6. Yüklenici, sorumluluğunu sınırlayabilir mi?
Evet, yüklenici ile iş sahibi arasında yapılan sözleşmede, yüklenicinin sorumluluğu belirli sınırlar dahilinde sınırlanabilir. Ancak bu sınırlamalar kanuna, kamu düzenine ve dürüstlük kuralına aykırı olmamalıdır. Özellikle gizli ayıplar konusunda yüklenicinin sorumluluğu genellikle sınırlanamaz.
7. Ayıplı eserin tamir edilmesi veya yeniden yapılması mümkün değilse ne yapılabilir?
Eserin ayıpsız bir şekilde tamir edilmesi ya da yeniden yapılması mümkün değilse, iş sahibi sözleşmeden dönme hakkını kullanabilir. Ayrıca, iş sahibi, eserin ayıplı olması nedeniyle oluşan zararlar için tazminat talebinde de bulunabilir.
8. Sözleşmede belirtilmemiş bir ayıp durumu ortaya çıkarsa ne yapılır?
Sözleşmede açıkça belirtilmemiş olsa bile, eserin genel kullanım amacı ve iş sahibinin makul beklentileri çerçevesinde değerlendirilen ayıplar da yüklenicinin sorumluluğundadır. Yani, eserde olması gereken nitelikler yerine getirilmemişse iş sahibi ayıplı ifa nedeniyle haklarını kullanabilir.
9. Eser teslim edildikten sonra ayıp tespit edilirse iş sahibinin ne kadar süresi vardır?
İş sahibi, teslimden sonra fark edilen ayıplar için makul bir süre içinde yükleniciye bildirimde bulunmalıdır. TBK’nin 478. maddesi uyarınca, “Yüklenici ayıplı bir eser meydana getirmişse, bu sebeple açılacak davalar, teslim tarihinden başlayarak, taşınmaz yapılar dışındaki eserlerde iki yılın; taşınmaz yapılarda ise beş yılın ve yüklenicinin ağır kusuru varsa, ayıplı eserin niteliğine bakılmaksızın yirmi yılın geçmesiyle zamanaşımına uğrar.”
10. Yargıtay içtihatlarında eser sözleşmesinde ayıptan sorumluluk nasıl ele alınır?
Yargıtay, eser sözleşmesinde ayıptan sorumluluğa ilişkin pek çok karar vermiştir.
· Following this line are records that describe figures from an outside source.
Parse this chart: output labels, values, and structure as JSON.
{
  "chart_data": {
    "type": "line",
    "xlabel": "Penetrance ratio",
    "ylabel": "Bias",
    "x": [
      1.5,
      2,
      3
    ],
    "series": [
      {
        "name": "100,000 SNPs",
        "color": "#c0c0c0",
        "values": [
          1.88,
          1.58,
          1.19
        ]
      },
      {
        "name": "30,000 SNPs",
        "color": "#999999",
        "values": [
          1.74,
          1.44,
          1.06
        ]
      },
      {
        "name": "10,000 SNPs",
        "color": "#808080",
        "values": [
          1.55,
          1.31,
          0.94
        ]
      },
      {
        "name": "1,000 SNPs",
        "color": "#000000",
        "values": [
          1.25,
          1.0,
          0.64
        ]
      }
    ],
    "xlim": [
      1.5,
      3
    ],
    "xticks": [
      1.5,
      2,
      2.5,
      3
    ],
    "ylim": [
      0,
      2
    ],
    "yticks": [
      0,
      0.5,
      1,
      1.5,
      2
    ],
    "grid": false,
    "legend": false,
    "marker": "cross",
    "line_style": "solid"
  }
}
Yargıtay, eserin niteliklerine uygun olarak teslim edilmemesi halinde yüklenicinin sorumlu tutulması gerektiğini vurgular. Ayrıca, özellikle gizli ayıplarda iş sahibinin makul süre içinde yükleniciye bildirimde bulunması gerektiği Yargıtay içtihatlarında sıkça vurgulanmaktadır.
Sonuç
Eser sözleşmesinde ayıptan sorumluluk, taraflar arasındaki hukuki ilişkiyi derinden etkileyen bir meseledir. TBK’da düzenlenen hükümler ve Yargıtay’ın yerleşik içtihatları, ayıptan sorumluluğun sınırlarını belirlemekte ve iş sahibinin haklarını korumaktadır. Ayıplı işin tespiti halinde, iş sahibinin sözleşmeden dönme, bedel indirim talebi ve tazminat isteme hakları bulunmaktadır. Yargıtay kararları, bu hakların nasıl kullanılacağı konusunda önemli bir yol gösterici olmakla birlikte, her somut olayın kendine özgü koşulları göz önünde bulundurularak karar verilmektedir.